North too much for South on soccer field




    The North all-star soccer teams swept the South 2-0 and 2-1 at Alabama All-Stars Sports Week, but the outcome was in doubt in both games played at the Emory Folmar Soccer Complex, an indication the South has narrowed the gap that once existed in the sport.

In girls’ action, the North won for the 14th time in 17 meetings, but Tuesday’s game was certainly one of the most closely contested. The game was scoreless at the half and the best scoring opportunity came early in the second half on a penalty kick from Montgomery Academy’s Tara Katz.


Montgomery Academy player Tara Katz
Photo: Tim Gayle

Katz played virtually the entire 80 minutes of the contest, finally leaving the field in the final minutes after Madison Academy’s Emery Mills scored the game’s final score with less than 10 minutes remaining to give the North a 2-0 lead.
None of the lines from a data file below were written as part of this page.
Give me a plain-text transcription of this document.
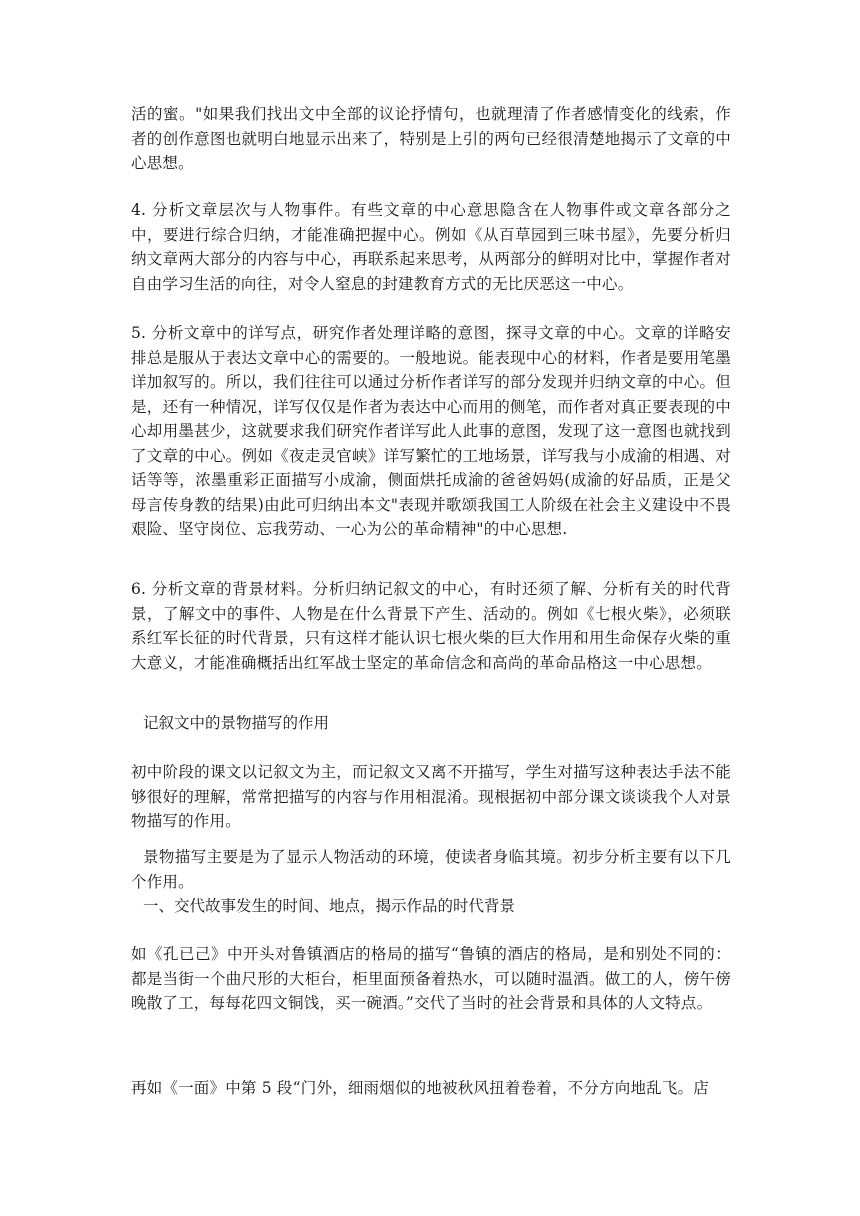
活的蜜。"如果我们找出文中全部的议论抒情句，也就理清了作者感情变化的线索，作者的创作意图也就明白地显示出来了，特别是上引的两句已经很清楚地揭示了文章的中心思想。

4. 分析文章层次与人物事件。有些文章的中心意思隐含在人物事件或文章各部分之中，要进行综合归纳，才能准确把握中心。例如《从百草园到三味书屋》，先要分析归纳文章两大部分的内容与中心，再联系起来思考，从两部分的鲜明对比中，掌握作者对自由学习生活的向往，对令人窒息的封建教育方式的无比厌恶这一中心。

5. 分析文章中的详写点，研究作者处理详略的意图，探寻文章的中心。文章的详略安排总是服从于表达文章中心的需要的。一般地说。能表现中心的材料，作者是要用笔墨详加叙写的。所以，我们往往可以通过分析作者详写的部分发现并归纳文章的中心。但是，还有一种情况，详写仅仅是作者为表达中心而用的侧笔，而作者对真正要表现的中心却用墨甚少，这就要求我们研究作者详写此人此事的意图，发现了这一意图也就找到了文章的中心。例如《夜走灵官峡》详写繁忙的工地场景，详写我与小成渝的相遇、对话等等，浓墨重彩正面描写小成渝，侧面烘托成渝的爸爸妈妈(成渝的好品质，正是父母言传身教的结果)由此可归纳出本文"表现并歌颂我国工人阶级在社会主义建设中不畏艰险、坚守岗位、忘我劳动、一心为公的革命精神"的中心思想.

6. 分析文章的背景材料。分析归纳记叙文的中心，有时还须了解、分析有关的时代背景，了解文中的事件、人物是在什么背景下产生、活动的。例如《七根火柴》，必须联系红军长征的时代背景，只有这样才能认识七根火柴的巨大作用和用生命保存火柴的重大意义，才能准确概括出红军战士坚定的革命信念和高尚的革命品格这一中心思想。

记叙文中的景物描写的作用

初中阶段的课文以记叙文为主，而记叙文又离不开描写，学生对描写这种表达手法不能够很好的理解，常常把描写的内容与作用相混淆。现根据初中部分课文谈谈我个人对景物描写的作用。

景物描写主要是为了显示人物活动的环境，使读者身临其境。初步分析主要有以下几个作用。

一、交代故事发生的时间、地点，揭示作品的时代背景

如《孔已己》中开头对鲁镇酒店的格局的描写“鲁镇的酒店的格局，是和别处不同的：都是当街一个曲尺形的大柜台，柜里面预备着热水，可以随时温酒。做工的人，傍午傍晚散了工，每每花四文铜饯，买一碗酒。”交代了当时的社会背景和具体的人文特点。

再如《一面》中第 5 段“门外，细雨烟似的地被秋风扭着卷着，不分方向地乱飞。店
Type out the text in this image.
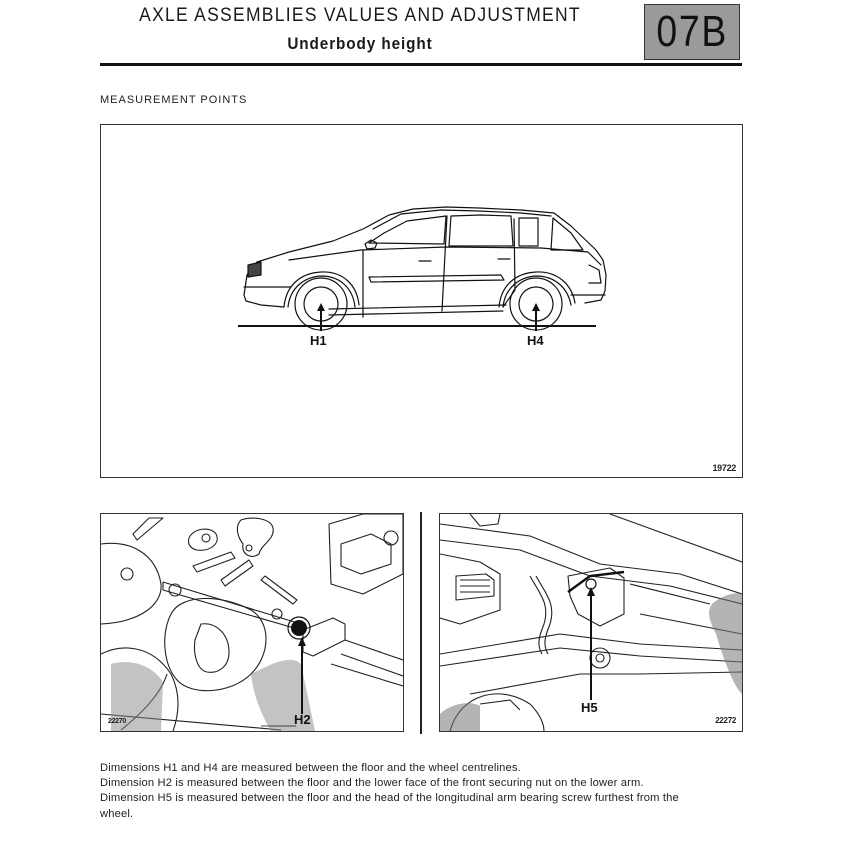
AXLE ASSEMBLIES VALUES AND ADJUSTMENT
Underbody height	07B
MEASUREMENT POINTS
H1	H4
19722
H2
22270
H5
22272

Dimensions H1 and H4 are measured between the floor and the wheel centrelines.

Dimension H2 is measured between the floor and the lower face of the front securing nut on the lower arm.

Dimension H5 is measured between the floor and the head of the longitudinal arm bearing screw furthest from the

wheel.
   Mills, who assisted on the game’s first goal, earned most valuable player honors for the North. South goalkeeper Adriana Wright of Northview, who had nine saves, was the South MVP.

   In addition to Katz, other local players on the all-star team included Bea Richardson of St. James, Janie Szoboszlay of Alabama Christian and Claire Mills of Catholic.

   “It was awesome,” Mills said. “I liked meeting all the girls and getting new friends. It was great.”

And while the South failed to score in the game, Mills felt like her team put on a good performance in the contest.

   “I definitely think we could have won, we just didn’t get our finishes,” Mills said. “But I felt like it was a pretty close game between the two of us.”

   Like most of the all-stars, Mills hasn’t made any plans collegiately so the all-star exposure could certainly help her with college recruiters.

   “I’m still looking at different places,” Mills said. “I think it is good (for getting attention from college coaches) because all of us on the field are equally good, so it’s easy for us to play our best since we have other players on a level with us.”

   The boys’ game, while just as close on the scoreboard, presented a struggle for the South team in keeping up with the more dominant all-stars from the North, who won for the 13th time in 18 meetings. The South managed to tie the game at 1-1 midway through the second half on a goal from Spanish Fort’s Joseph Quinn before the North took the win on a goal by Price Leonard of Westminster-Oak Mountain.


Montgomery Academy player Bradley Westhauser
Photos: Tim Gayle

  “I thought we played really well,” said Montgomery Academy’s Bradley Westhauser, who along with Austin Lin of Alabama Christian represented the city in the event. “We only get one practice and to come together and play really well, I thought we did a great job.

   “It was a great experience because you get to meet so many kids from across the state who are so skillful and great soccer players. It was an eye-opening experience.”